The parent who simply can't find time to cook a family dinner can, always, find time to take a kid to the ER or endocrinologist. People who can't afford mixed greens can afford diabetes test strips.
People who carefully and responsibly invest in the financial security of their retirement (although we know that's no guarantee of a good outcome!) routinely neglect altogether any investment in their health. If money can be put aside for future benefit, why can't time be "put aside" -- invested in physical activity, eating well, getting enough sleep? It can be, of course -- but our social norms don't encourage it, and it doesn't happen. A standard-issue, responsible modern adult -- carefully tends their money, and neglects their health. It's normal, and almost expected. But bizarre -- and often calamitously costly.
Many people reach retirement with the money they need, lacking the health they need to use that money for anything enjoyable. As a physician, it is excruciatingly painful to look into the imploring eyes of a retiree who has long anticipated their golden years -- and has cultivated the bank account to underwrite it -- now disabled by progressive diabetes, lung disease, brain disease or heart disease that need not have occurred.
And it is all too common. I have seen, and continue to see, many such patients. Patients who reach retirement age with robust good health and too few dollars come along, too, of course -- but far less often. And here's the news flash: Those with health but not much money are clearly a happier group than those with money but not much health. I have met them on the intimate turf of clinical care, and they have told me so.
This is the backstory for a careful consideration of the Alzheimer's disease crisis we now face.
There has been enormous attention of late to the grim and genuinely frightening problem of Alzheimer's disease. The problem is grim by its very nature -- there is little we contemplate with greater dread than the loss of our minds, our very selves. The problem is frightening at the personal level because we feel vulnerable to this increasingly common condition we don't know how to cure, and at the collective level, where estimates suggest it could cost the nation a trillion dollars annually by 2050. There is also the terrible burden on family members, who must face the high demands of care, compounded by the heart-wrenching loss of a loved one who is still there, yet already gone.
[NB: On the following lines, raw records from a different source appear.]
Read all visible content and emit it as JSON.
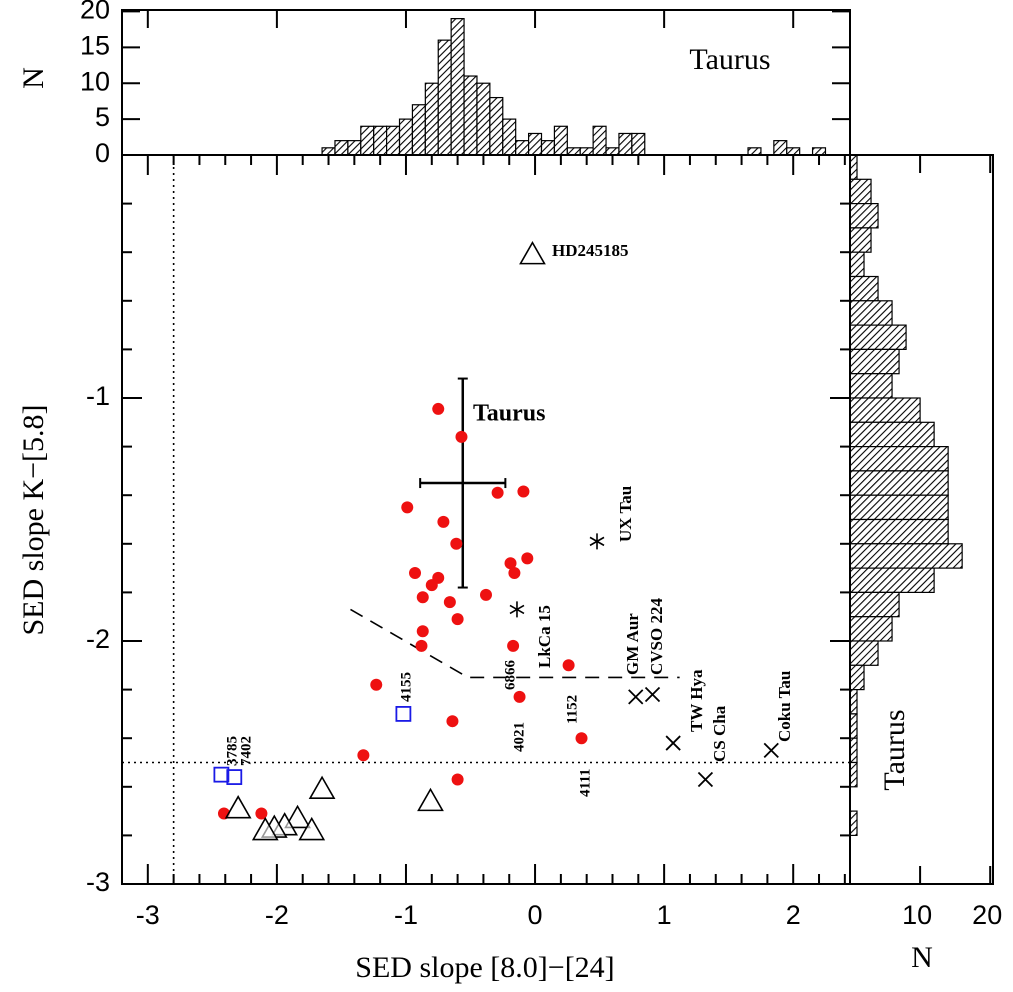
{
  "chart_data": [
    {
      "type": "scatter",
      "xlabel": "SED slope [8.0]−[24]",
      "ylabel": "SED slope K−[5.8]",
      "xlim": [
        -3.2,
        2.44
      ],
      "ylim": [
        -3,
        0
      ],
      "xticks": [
        -3,
        -2,
        -1,
        0,
        1,
        2
      ],
      "yticks": [
        -3,
        -2,
        -1
      ],
      "xminorticks": [
        -2.8,
        -2.6,
        -2.4,
        -2.2,
        -1.8,
        -1.6,
        -1.4,
        -1.2,
        -0.8,
        -0.6,
        -0.4,
        -0.2,
        0.2,
        0.4,
        0.6,
        0.8,
        1.2,
        1.4,
        1.6,
        1.8,
        2.2,
        2.4
      ],
      "yminorticks": [
        -2.8,
        -2.6,
        -2.4,
        -2.2,
        -1.8,
        -1.6,
        -1.4,
        -1.2,
        -0.8,
        -0.6,
        -0.4,
        -0.2
      ],
      "series": [
        {
          "marker": "circle",
          "color": "#ee1111",
          "x": [
            -0.75,
            -0.57,
            -0.29,
            -0.09,
            -0.99,
            -0.71,
            -0.61,
            -0.06,
            -0.93,
            -0.16,
            -0.75,
            -0.8,
            -0.19,
            -0.38,
            -0.87,
            -0.66,
            -0.6,
            -0.87,
            -0.88,
            -0.17,
            0.26,
            -1.23,
            -0.12,
            -0.64,
            0.36,
            -1.33,
            -0.6,
            -2.41,
            -2.12
          ],
          "y": [
            -1.045,
            -1.16,
            -1.39,
            -1.385,
            -1.45,
            -1.51,
            -1.6,
            -1.66,
            -1.72,
            -1.72,
            -1.74,
            -1.77,
            -1.68,
            -1.81,
            -1.82,
            -1.84,
            -1.91,
            -1.96,
            -2.02,
            -2.02,
            -2.1,
            -2.18,
            -2.23,
            -2.33,
            -2.4,
            -2.47,
            -2.57,
            -2.71,
            -2.71
          ]
        },
        {
          "marker": "triangle",
          "color": "#000000",
          "x": [
            -0.02,
            -0.81,
            -1.65,
            -2.3,
            -1.84,
            -1.73,
            -1.94,
            -2.02,
            -2.09
          ],
          "y": [
            -0.41,
            -2.66,
            -2.61,
            -2.69,
            -2.73,
            -2.78,
            -2.76,
            -2.77,
            -2.78
          ]
        },
        {
          "marker": "square",
          "color": "#1a1ae6",
          "x": [
            -1.02,
            -2.43,
            -2.33
          ],
          "y": [
            -2.3,
            -2.55,
            -2.56
          ]
        },
        {
          "marker": "cross",
          "color": "#000000",
          "x": [
            0.78,
            0.91,
            1.07,
            1.32,
            1.83
          ],
          "y": [
            -2.23,
            -2.22,
            -2.42,
            -2.57,
            -2.45
          ]
        },
        {
          "marker": "asterisk",
          "color": "#000000",
          "x": [
            0.48,
            -0.14
          ],
          "y": [
            -1.59,
            -1.87
          ]
        }
      ],
      "errorbar": {
        "x": -0.56,
        "y": -1.35,
        "xerr": 0.33,
        "yerr": 0.43
      },
      "dashed_line": {
        "x": [
          -1.43,
          -0.52,
          1.12
        ],
        "y": [
          -1.87,
          -2.15,
          -2.15
        ]
      },
      "hline": -2.5,
      "vline": -2.8,
      "annotations": [
        "HD245185",
        "Taurus",
        "UX Tau",
        "LkCa 15",
        "GM Aur",
        "CVSO 224",
        "TW Hya",
        "CS Cha",
        "Coku Tau",
        "4155",
        "3785",
        "7402",
        "6866",
        "4021",
        "1152",
        "4111"
      ]
    },
    {
      "type": "histogram",
      "orientation": "vertical",
      "ylabel": "N",
      "label": "Taurus",
      "bins": [
        -1.65,
        -1.55,
        -1.45,
        -1.35,
        -1.25,
        -1.15,
        -1.05,
        -0.95,
        -0.85,
        -0.75,
        -0.65,
        -0.55,
        -0.45,
        -0.35,
        -0.25,
        -0.15,
        -0.05,
        0.05,
        0.15,
        0.25,
        0.35,
        0.45,
        0.55,
        0.65,
        0.75,
        0.85,
        0.95,
        1.05,
        1.15,
        1.25,
        1.35,
        1.45,
        1.55,
        1.65,
        1.75,
        1.85,
        1.95,
        2.05,
        2.15,
        2.25
      ],
      "counts": [
        1,
        2,
        2,
        4,
        4,
        4,
        5,
        7,
        10,
        16,
        19,
        11,
        10,
        8,
        5,
        2,
        3,
        2,
        4,
        1,
        1,
        4,
        1,
        3,
        3,
        0,
        0,
        0,
        0,
        0,
        0,
        0,
        0,
        1,
        0,
        2,
        1,
        0,
        1
      ],
      "xlim": [
        -3.2,
        2.44
      ],
      "ylim": [
        0,
        20.2
      ],
      "yticks": [
        0,
        5,
        10,
        15,
        20
      ]
    },
    {
      "type": "histogram",
      "orientation": "horizontal",
      "xlabel": "N",
      "label": "Taurus",
      "bins": [
        0,
        -0.1,
        -0.2,
        -0.3,
        -0.4,
        -0.5,
        -0.6,
        -0.7,
        -0.8,
        -0.9,
        -1.0,
        -1.1,
        -1.2,
        -1.3,
        -1.4,
        -1.5,
        -1.6,
        -1.7,
        -1.8,
        -1.9,
        -2.0,
        -2.1,
        -2.2,
        -2.3,
        -2.4,
        -2.5,
        -2.6,
        -2.7,
        -2.8,
        -2.9
      ],
      "counts": [
        1,
        3,
        4,
        3,
        2,
        4,
        6,
        8,
        7,
        6,
        10,
        12,
        14,
        14,
        14,
        14,
        16,
        12,
        7,
        6,
        4,
        2,
        1,
        1,
        1,
        1,
        0,
        1,
        0
      ],
      "xlim": [
        0,
        20.4
      ],
      "ylim": [
        -3,
        0
      ],
      "xticks": [
        10,
        20
      ]
    }
  ]
}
It is in this context that President Obama has declared a war of sorts on this scourge, calling for means of both prevention and treatment by 2025, or even 2020. There is lively debate about how realistic the goal is -- although on that issue, I note that the best way to predict the future is to create it. You don't get to the moon without committing to the trip.
To create the president's future, it will be important to develop new treatments, as it is for obesity and diabetes. But as with obesity and diabetes, it will be important not to let the hunt for breakthrough treatments become the tail that wags the dog.
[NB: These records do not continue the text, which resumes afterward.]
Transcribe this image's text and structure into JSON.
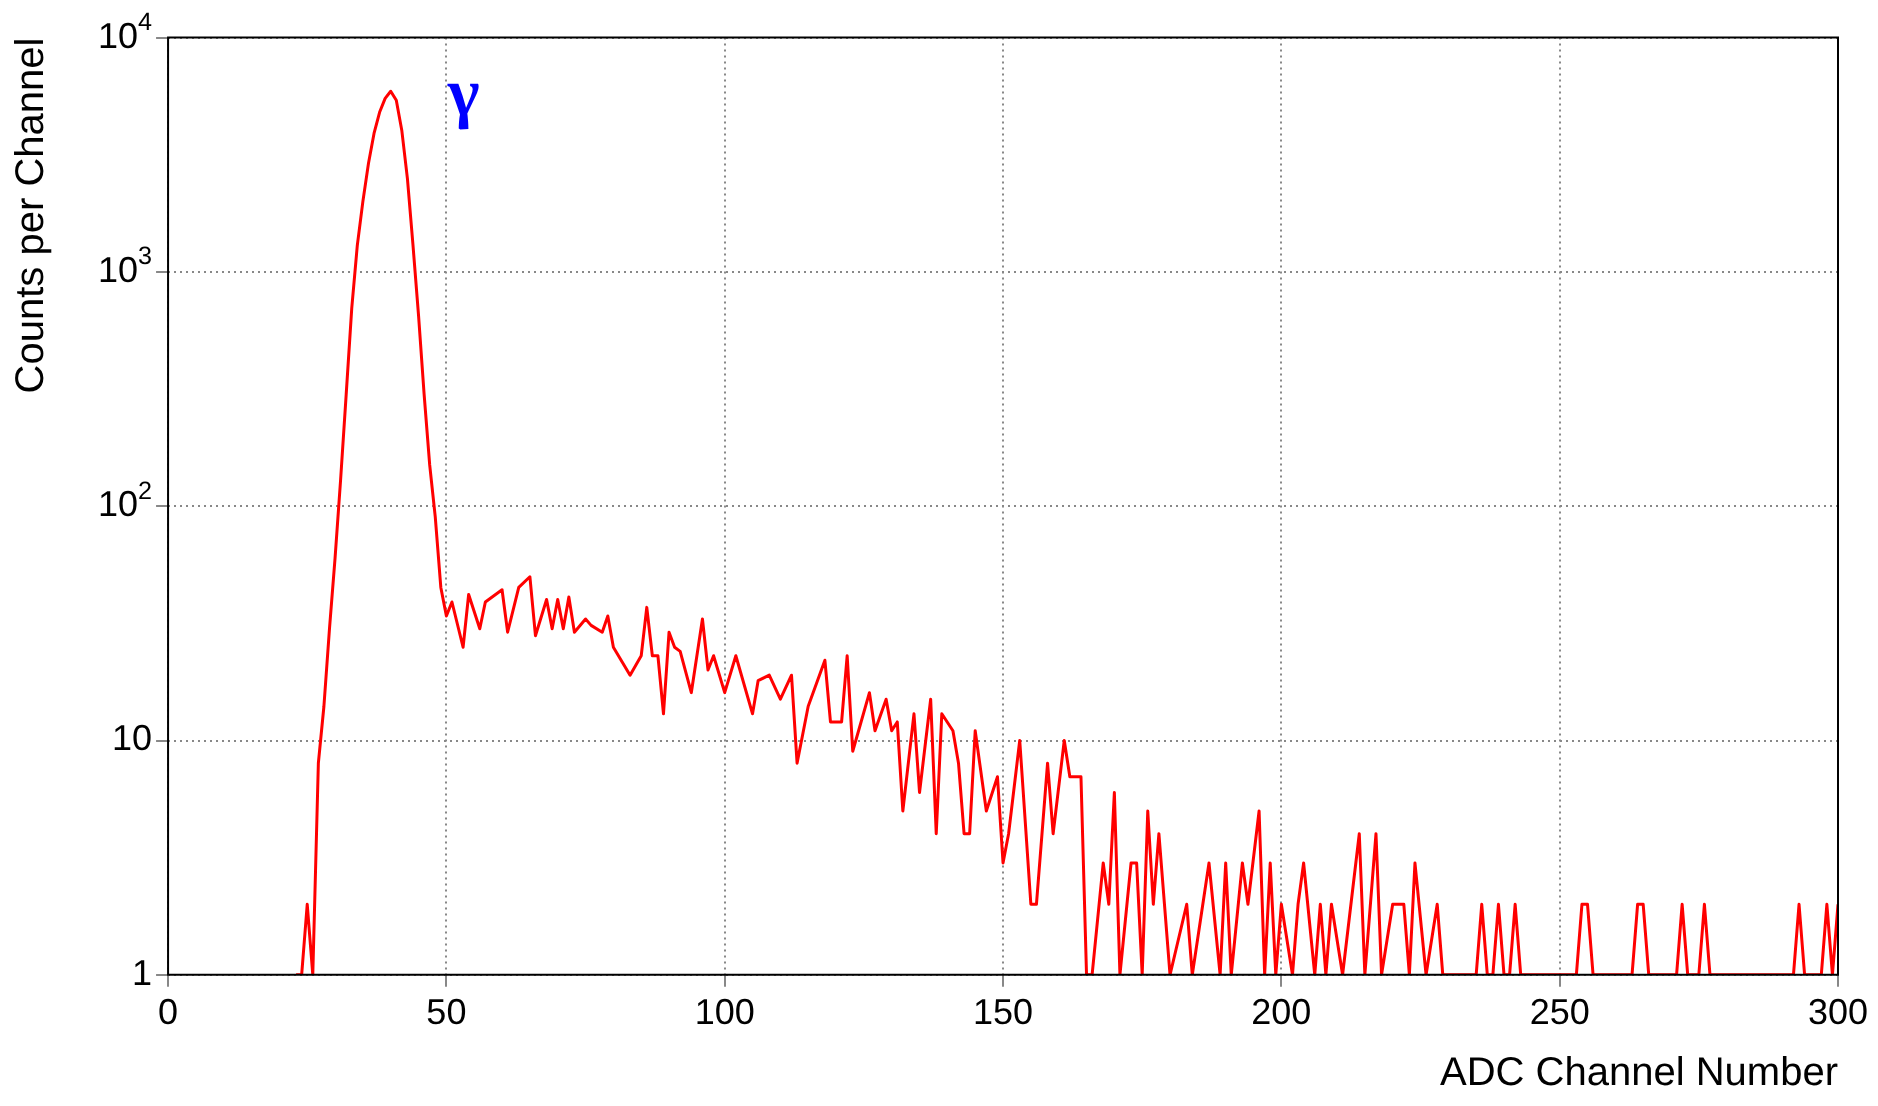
{
  "chart_data": {
    "type": "line",
    "xlabel": "ADC Channel Number",
    "ylabel": "Counts per Channel",
    "log": "y",
    "grid": true,
    "marker": "none",
    "line_style": "solid",
    "xlim": [
      0,
      300
    ],
    "xticks": [
      0,
      50,
      100,
      150,
      200,
      250,
      300
    ],
    "ylim": [
      1,
      10000
    ],
    "yticks": [
      1,
      10,
      {
        "value": 100,
        "label": "10$^{2}$"
      },
      {
        "value": 1000,
        "label": "10$^{3}$"
      },
      {
        "value": 10000,
        "label": "10$^{4}$"
      }
    ],
    "annotations": [
      "γ"
    ],
    "series": [
      {
        "color": "#ff0000",
        "x": [
          23,
          24,
          25,
          26,
          27,
          28,
          29,
          30,
          31,
          32,
          33,
          34,
          35,
          36,
          37,
          38,
          39,
          40,
          41,
          42,
          43,
          44,
          45,
          46,
          47,
          48,
          49,
          50,
          51,
          53,
          54,
          56,
          57,
          60,
          61,
          63,
          65,
          66,
          68,
          69,
          70,
          71,
          72,
          73,
          75,
          76,
          78,
          79,
          80,
          83,
          85,
          86,
          87,
          88,
          89,
          90,
          91,
          92,
          94,
          96,
          97,
          98,
          100,
          102,
          105,
          106,
          108,
          110,
          112,
          113,
          115,
          118,
          119,
          121,
          122,
          123,
          126,
          127,
          129,
          130,
          131,
          132,
          134,
          135,
          137,
          138,
          139,
          141,
          142,
          143,
          144,
          145,
          147,
          149,
          150,
          151,
          153,
          155,
          156,
          158,
          159,
          161,
          162,
          164,
          165,
          166,
          168,
          169,
          170,
          171,
          173,
          174,
          175,
          176,
          177,
          178,
          180,
          183,
          184,
          187,
          189,
          190,
          191,
          193,
          194,
          196,
          197,
          198,
          199,
          200,
          202,
          203,
          204,
          206,
          207,
          208,
          209,
          211,
          214,
          215,
          217,
          218,
          220,
          222,
          223,
          224,
          226,
          228,
          229,
          235,
          236,
          237,
          238,
          239,
          240,
          241,
          242,
          243,
          253,
          254,
          255,
          256,
          263,
          264,
          265,
          266,
          271,
          272,
          273,
          275,
          276,
          277,
          292,
          293,
          294,
          297,
          298,
          299,
          300
        ],
        "values": [
          1,
          1,
          2,
          1,
          8,
          14,
          30,
          60,
          130,
          300,
          700,
          1300,
          2000,
          2900,
          3900,
          4800,
          5500,
          5900,
          5400,
          4000,
          2500,
          1300,
          650,
          300,
          150,
          90,
          45,
          34,
          39,
          25,
          42,
          30,
          39,
          44,
          29,
          45,
          50,
          28,
          40,
          30,
          40,
          30,
          41,
          29,
          33,
          31,
          29,
          34,
          25,
          19,
          23,
          37,
          23,
          23,
          13,
          29,
          25,
          24,
          16,
          33,
          20,
          23,
          16,
          23,
          13,
          18,
          19,
          15,
          19,
          8,
          14,
          22,
          12,
          12,
          23,
          9,
          16,
          11,
          15,
          11,
          12,
          5,
          13,
          6,
          15,
          4,
          13,
          11,
          8,
          4,
          4,
          11,
          5,
          7,
          3,
          4,
          10,
          2,
          2,
          8,
          4,
          10,
          7,
          7,
          1,
          1,
          3,
          2,
          6,
          1,
          3,
          3,
          1,
          5,
          2,
          4,
          1,
          2,
          1,
          3,
          1,
          3,
          1,
          3,
          2,
          5,
          1,
          3,
          1,
          2,
          1,
          2,
          3,
          1,
          2,
          1,
          2,
          1,
          4,
          1,
          4,
          1,
          2,
          2,
          1,
          3,
          1,
          2,
          1,
          1,
          2,
          1,
          1,
          2,
          1,
          1,
          2,
          1,
          1,
          2,
          2,
          1,
          1,
          2,
          2,
          1,
          1,
          2,
          1,
          1,
          2,
          1,
          1,
          2,
          1,
          1,
          2,
          1,
          2
        ]
      }
    ]
  }
}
Alzheimer's is overwhelmingly a vascular disease, and thus overwhelmingly preventable. Estimates are less well established than for other chronic diseases, but it seems likely the risk can be trimmed by nearly 80 percent -- and perhaps eliminated entirely but for the extremely genetically vulnerable -- by minding our general health.
It is only fair and honest to concede that we do not have perfect defenses against Alzheimer's. And, to some extent, we are hoisted on our own petard -- vulnerable to this condition of advancing age because we are better at living longer than ever before.
But the evidence is strong, if not incontrovertible, that whatever the genetic underpinnings, the epigenetics of Alzheimer's -- the exposures that influence how genes behave -- are of profound importance. By and large, Alzheimer's is a vascular disease. By and large, the practices that prevent cardiovascular disease -- eating well, being active, avoiding tobacco -- slash the risk of Alzheimer's.
Study after study after study after study that has shown an elimination of up to 80 percent of all chronic disease with the application of lifestyle as medicine has NOT carved out an exception for Alzheimer's. The evidence that we can alter gene expression with the power of lifestyle almost certainly pertains to Alzheimer's as it does to cancer. By minding our bodies, we can mind our minds, too. We can best mind both, by minding the short list of what matters most to health.
Available evidence suggests that controlling cardiac risk factors can lower dementia risk specifically by 50 percent or more.
via huffingtonpost.com
Each of us can make the choice to be well or not.
Why is this so hard? Why is it easier to get ill and then get treatment than to take charge up front.